The Lake George Park Commission passed new permit conditions at its monthly meeting Tuesday following a near-drowning during a parasailing ride last summer. The new rules fix minimum crew numbers and maximum wind speeds.
Last June a 23-year-old man from New Windsor fell into Lake George and became entangled in the rigging of a Pinky’s Parasailing Adventures boat. By the time the man was pulled from the water he was unconscious and not breathing. He was in critical condition for a time, but recovered.
In July, the Park Commission listened to a number of public comments about the safety of parasailing operations, in which a boat tows customers held aloft by a parachute-like kite. The public also discussed kayaking safety, and in October the Park Commission passed a resolution requiring flags on all commercial canoes and kayaks.
The Park Commission formed a subcommittee to work with Pinky’s Parasailing Adventures and Parasail Joe’s on updating their permits to include new safety measures. Those changes were announced and unanimously passed on Tuesday.

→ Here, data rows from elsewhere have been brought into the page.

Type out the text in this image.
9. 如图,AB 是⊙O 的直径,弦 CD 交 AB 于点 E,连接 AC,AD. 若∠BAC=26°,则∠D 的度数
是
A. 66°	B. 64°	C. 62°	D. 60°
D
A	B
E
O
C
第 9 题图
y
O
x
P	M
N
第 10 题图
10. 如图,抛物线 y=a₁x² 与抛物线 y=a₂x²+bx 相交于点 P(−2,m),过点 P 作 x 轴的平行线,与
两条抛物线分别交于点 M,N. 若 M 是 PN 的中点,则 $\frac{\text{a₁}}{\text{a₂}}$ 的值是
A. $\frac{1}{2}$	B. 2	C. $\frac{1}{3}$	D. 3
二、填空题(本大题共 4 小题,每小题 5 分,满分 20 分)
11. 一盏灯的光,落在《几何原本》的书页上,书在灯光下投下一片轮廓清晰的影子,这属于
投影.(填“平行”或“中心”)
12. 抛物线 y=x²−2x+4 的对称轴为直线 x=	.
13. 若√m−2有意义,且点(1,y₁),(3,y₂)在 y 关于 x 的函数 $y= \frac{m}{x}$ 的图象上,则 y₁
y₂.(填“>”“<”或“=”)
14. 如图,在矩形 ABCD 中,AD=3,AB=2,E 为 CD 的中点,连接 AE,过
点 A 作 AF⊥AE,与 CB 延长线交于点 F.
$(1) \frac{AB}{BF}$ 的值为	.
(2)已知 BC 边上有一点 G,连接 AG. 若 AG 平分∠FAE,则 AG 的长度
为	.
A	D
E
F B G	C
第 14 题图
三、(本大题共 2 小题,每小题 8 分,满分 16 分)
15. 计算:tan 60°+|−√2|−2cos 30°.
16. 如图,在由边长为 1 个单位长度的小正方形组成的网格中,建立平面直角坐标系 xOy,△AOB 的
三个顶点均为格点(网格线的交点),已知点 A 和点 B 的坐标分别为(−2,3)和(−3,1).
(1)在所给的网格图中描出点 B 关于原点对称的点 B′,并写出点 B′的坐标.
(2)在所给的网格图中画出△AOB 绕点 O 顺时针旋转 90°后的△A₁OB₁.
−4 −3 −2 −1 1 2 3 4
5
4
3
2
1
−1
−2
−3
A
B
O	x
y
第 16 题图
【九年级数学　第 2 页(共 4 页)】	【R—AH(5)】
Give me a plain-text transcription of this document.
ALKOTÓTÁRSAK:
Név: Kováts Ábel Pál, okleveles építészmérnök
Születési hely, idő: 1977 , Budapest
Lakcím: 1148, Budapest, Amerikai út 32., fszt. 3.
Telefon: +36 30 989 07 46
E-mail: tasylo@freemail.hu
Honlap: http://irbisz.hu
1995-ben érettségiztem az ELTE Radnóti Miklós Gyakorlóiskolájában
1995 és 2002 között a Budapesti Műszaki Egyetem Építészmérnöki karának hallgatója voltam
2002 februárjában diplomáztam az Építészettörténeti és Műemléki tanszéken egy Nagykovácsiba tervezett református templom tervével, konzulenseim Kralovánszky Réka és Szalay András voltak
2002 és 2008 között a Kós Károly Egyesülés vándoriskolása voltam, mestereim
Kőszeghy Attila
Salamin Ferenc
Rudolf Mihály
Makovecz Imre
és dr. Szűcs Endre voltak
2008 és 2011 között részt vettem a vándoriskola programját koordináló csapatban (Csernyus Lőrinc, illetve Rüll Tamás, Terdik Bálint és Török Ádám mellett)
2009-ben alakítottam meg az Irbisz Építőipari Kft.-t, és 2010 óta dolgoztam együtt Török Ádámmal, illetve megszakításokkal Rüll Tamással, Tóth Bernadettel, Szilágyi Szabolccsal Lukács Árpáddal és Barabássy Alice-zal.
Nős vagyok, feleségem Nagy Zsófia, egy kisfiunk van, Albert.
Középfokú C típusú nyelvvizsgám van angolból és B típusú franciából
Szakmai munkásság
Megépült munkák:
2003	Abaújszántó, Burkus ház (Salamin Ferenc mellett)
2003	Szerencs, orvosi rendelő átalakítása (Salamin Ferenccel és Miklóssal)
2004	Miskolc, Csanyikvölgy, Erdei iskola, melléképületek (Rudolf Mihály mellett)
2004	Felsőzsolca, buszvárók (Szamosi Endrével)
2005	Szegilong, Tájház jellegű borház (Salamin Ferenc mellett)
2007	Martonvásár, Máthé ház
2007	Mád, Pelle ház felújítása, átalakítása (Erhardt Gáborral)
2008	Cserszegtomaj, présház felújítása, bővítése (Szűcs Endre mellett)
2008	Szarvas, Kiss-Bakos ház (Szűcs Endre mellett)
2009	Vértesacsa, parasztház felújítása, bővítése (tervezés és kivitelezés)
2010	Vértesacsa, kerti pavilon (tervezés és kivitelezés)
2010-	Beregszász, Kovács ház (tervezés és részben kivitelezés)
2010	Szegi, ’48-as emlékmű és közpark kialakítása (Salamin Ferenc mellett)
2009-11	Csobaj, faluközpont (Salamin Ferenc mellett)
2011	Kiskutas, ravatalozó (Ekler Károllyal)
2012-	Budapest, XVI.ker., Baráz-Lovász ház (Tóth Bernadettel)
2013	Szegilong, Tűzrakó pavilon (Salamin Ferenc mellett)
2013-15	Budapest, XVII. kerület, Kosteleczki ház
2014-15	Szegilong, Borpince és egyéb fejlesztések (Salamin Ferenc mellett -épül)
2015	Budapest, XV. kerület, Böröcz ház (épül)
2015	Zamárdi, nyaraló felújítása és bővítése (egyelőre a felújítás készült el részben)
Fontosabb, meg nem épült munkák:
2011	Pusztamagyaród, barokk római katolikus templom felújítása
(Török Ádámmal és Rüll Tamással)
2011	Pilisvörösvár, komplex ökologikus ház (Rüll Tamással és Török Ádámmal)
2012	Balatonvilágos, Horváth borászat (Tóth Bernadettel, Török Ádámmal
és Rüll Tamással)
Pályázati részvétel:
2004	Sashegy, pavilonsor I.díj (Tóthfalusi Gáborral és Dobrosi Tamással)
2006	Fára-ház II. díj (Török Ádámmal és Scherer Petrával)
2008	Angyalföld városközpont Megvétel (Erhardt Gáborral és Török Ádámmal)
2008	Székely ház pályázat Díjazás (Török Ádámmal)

Park Commission Executive Director David Wick discussed some of the more prominent changes, including that parasailing boats must have at least three crew members on board unless all guests are harnessed prior to getting in the boat. Then, there could be two. Originally, permits only required two crew members.
“What was actually happening was when the parasail was actually in the air, the crew member was attending to the passengers,” Wick said.
The captain was both operating the boat and supervising the parasailers, which Wick said was “problematic in terms of having a dedicated observer.”
The Park Commission also clarified wind speed information for when it’s safe to fly. The Park Commission’s law enforcement director, Lt. Joe Johns, said originally the permit rules did not take into account wind gusts.
Now, parasailers cannot operate “when the actual or forecasted wind speed (aka sustained wind) within the next hour is 16 mph or greater as recorded or forecasted,” and they cannot operate “when the actual or forecasted wind gust speed within the next hour is greater than 20 mph,” according to the permit updates. The wind information is obtained from the National Weather Service station at the Warren County Airport in Queensbury.
The permits should “all but guarantee” operations occur at or below 20 mph, Wick said.
Both parasailing operators were on board with the changes, he said.
Some additional updates to the permit include:
- Any incidents must be reported to the Park Commission within 24 hours.
- All parasail boats must have a radio to communicate with their shoreside reservation desks and actively monitor the weather forecast.
- All captains and crew members will take a blood-alcohol concentration test prior to work each day. Anyone testing higher than zero cannot work.